Queue for Robert Frank's Lecture at the NGA, March 26, 2009 - photo by Michelle Andonian
On Thursday afternoon, I, along with over 800 others, ended up in the nation’s capitol for a rare program with photographer Robert Frank and the National Gallery’s curator of photographs, Sarah Greenough. Frank rarely makes public appearances, so it was an opportunity to listen and learn first hand about his photographic work, which currently is the subject of the fine exhibition Looking In: Robert Frank’s The Americans. While discussing several iconic images from his oeuvre, Frank humbly remarked, “It was a very good day for photography.”

Outside the NGA - photo by Michelle Andonian, 2009
In their hour-long conversation, Greenough and Frank discussed his photography, influences (Bill Brandt and Walker Evans in particular), his love of America, and, most notably for me, a 1955 trip to Detroit to photograph what Frank referred to as “God’s Factory” – the Ford Motor Company’s River Rouge Plant in Dearborn, Michigan. For Frank, the automobile was an important part of the American dream, and he saw it everywhere.

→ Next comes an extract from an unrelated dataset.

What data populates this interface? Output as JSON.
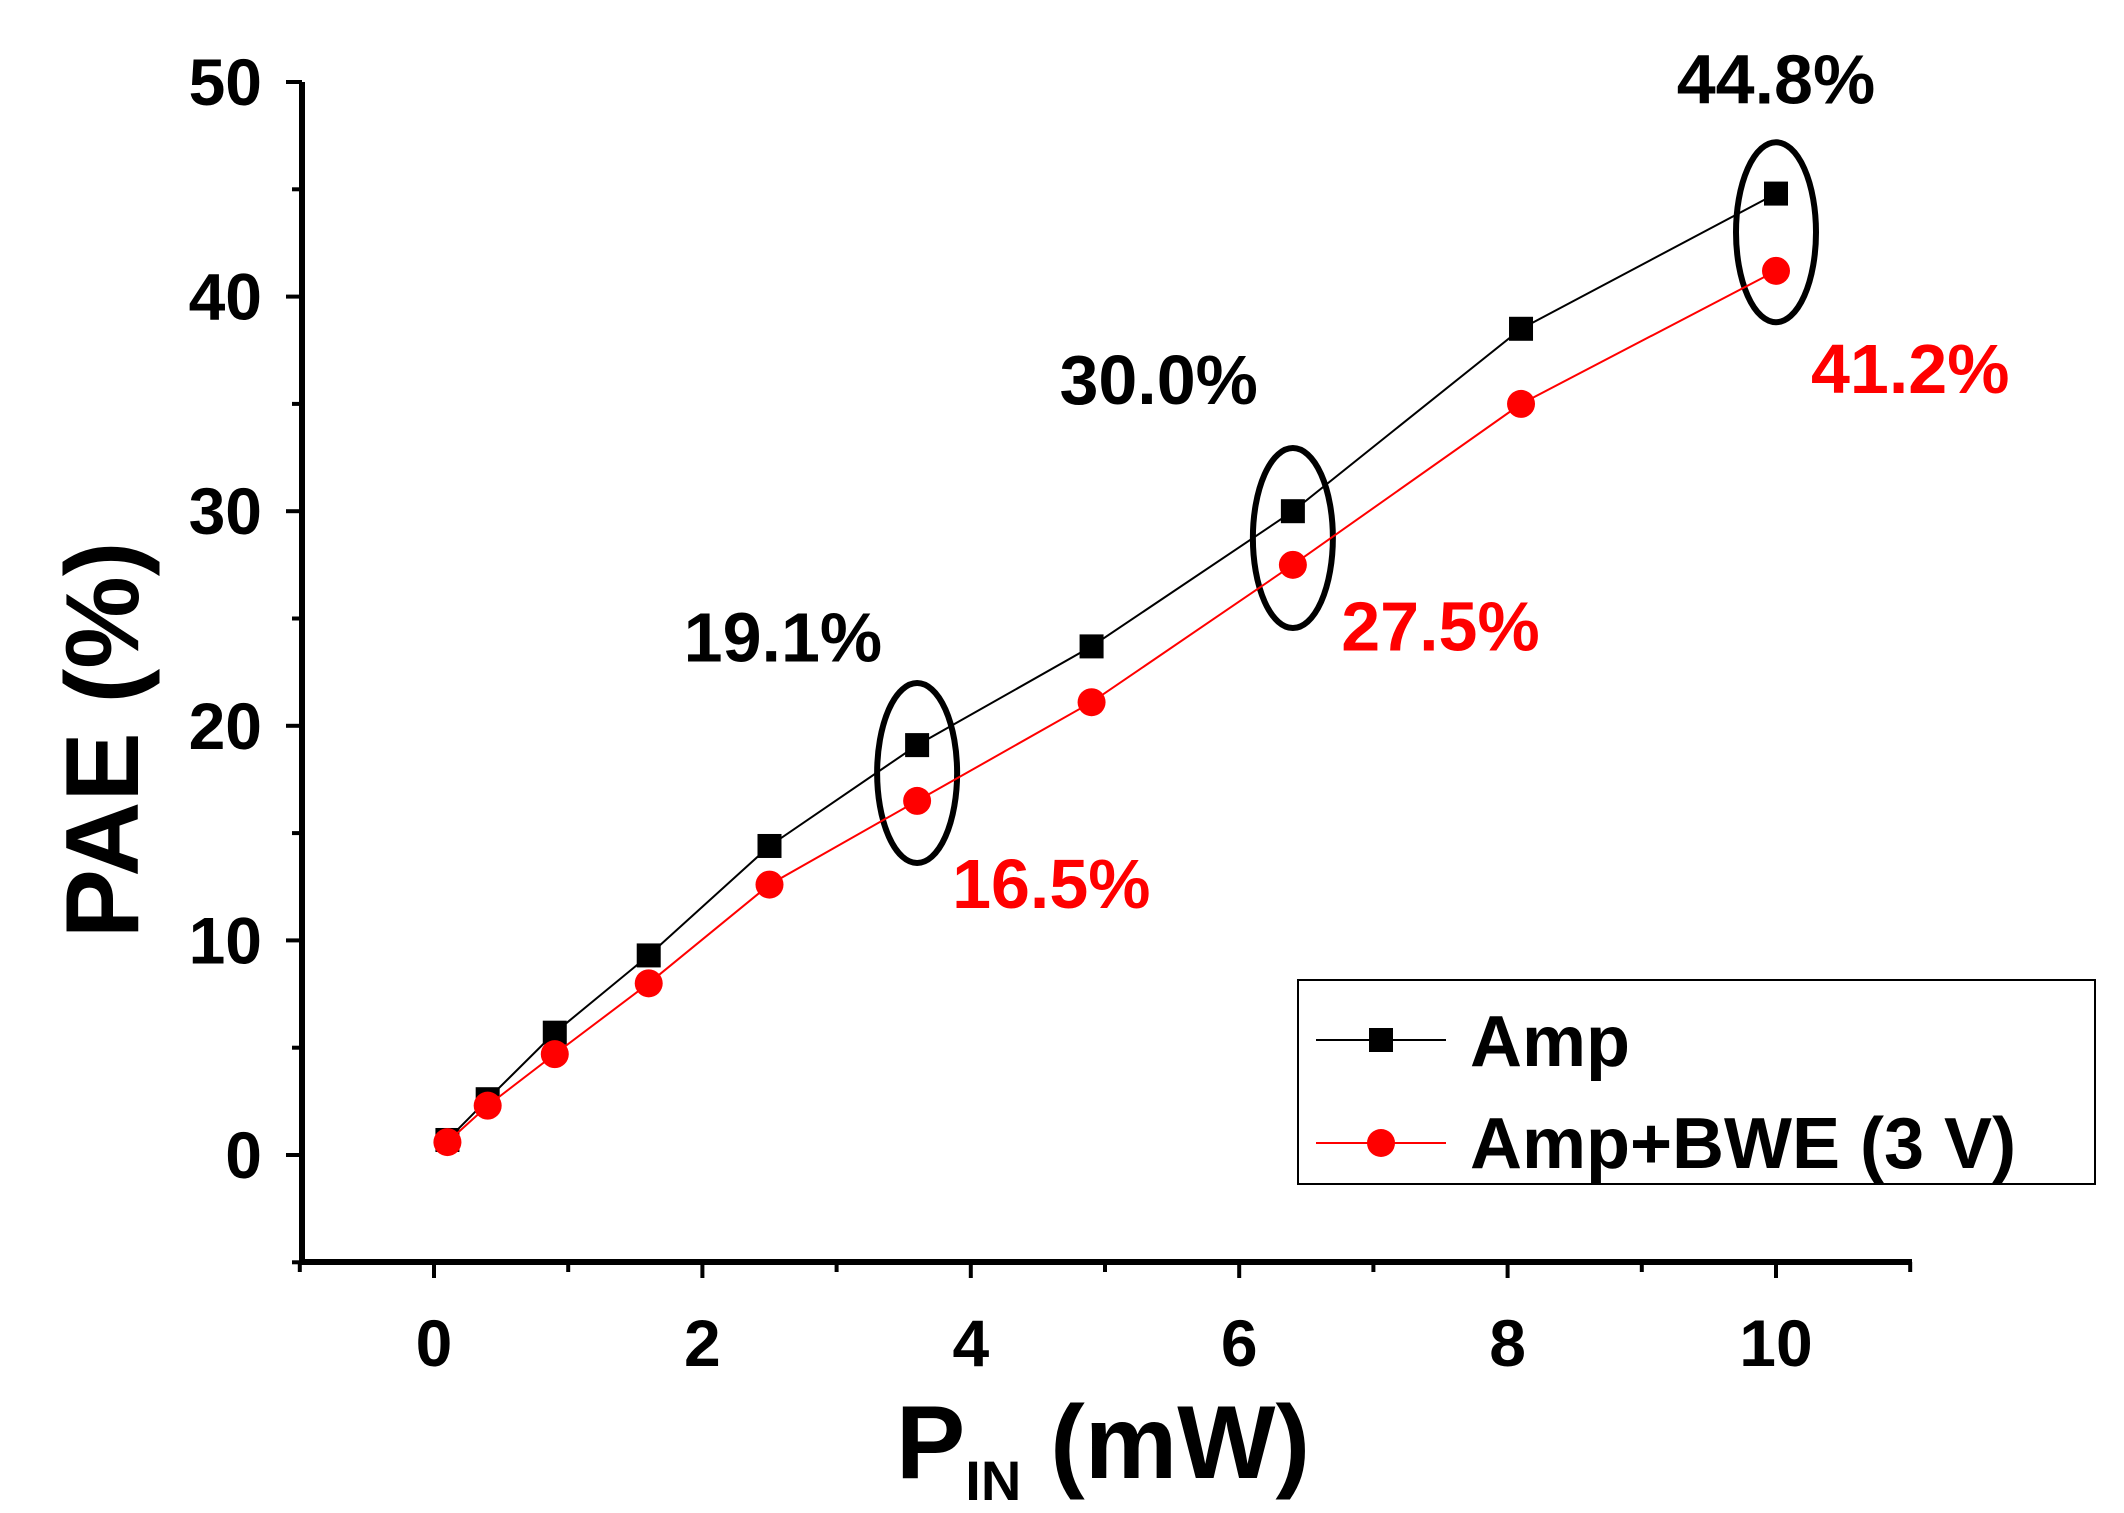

He thought it would be a good idea to see the place where cars were made and photographed at the factory for two or three days. It was difficult but worth it. The images were used in a number of his publications over the years including The Americans.
In March 2010, the DIA will open an exhibition of Robert’s Detroit work from 1955. It will be the first time these photographs will be on view to the public and an opportunity to see Detroit and the famous Ford factory the way Robert Frank experienced it at mid century.
Detroit has fallen on more than its share of strange times in recent months, but the museum was bustling this past week with the Norman Rockwell exhibition drawing over 10,000 visitors in its first week and the DIA’s theater filled on Tuesday for an evening program with South African artist William Kentridge. All this good energy has been a boost for staff here at the DIA, who have spent the last few weeks trying to regroup from a recent restructuring here at the museum.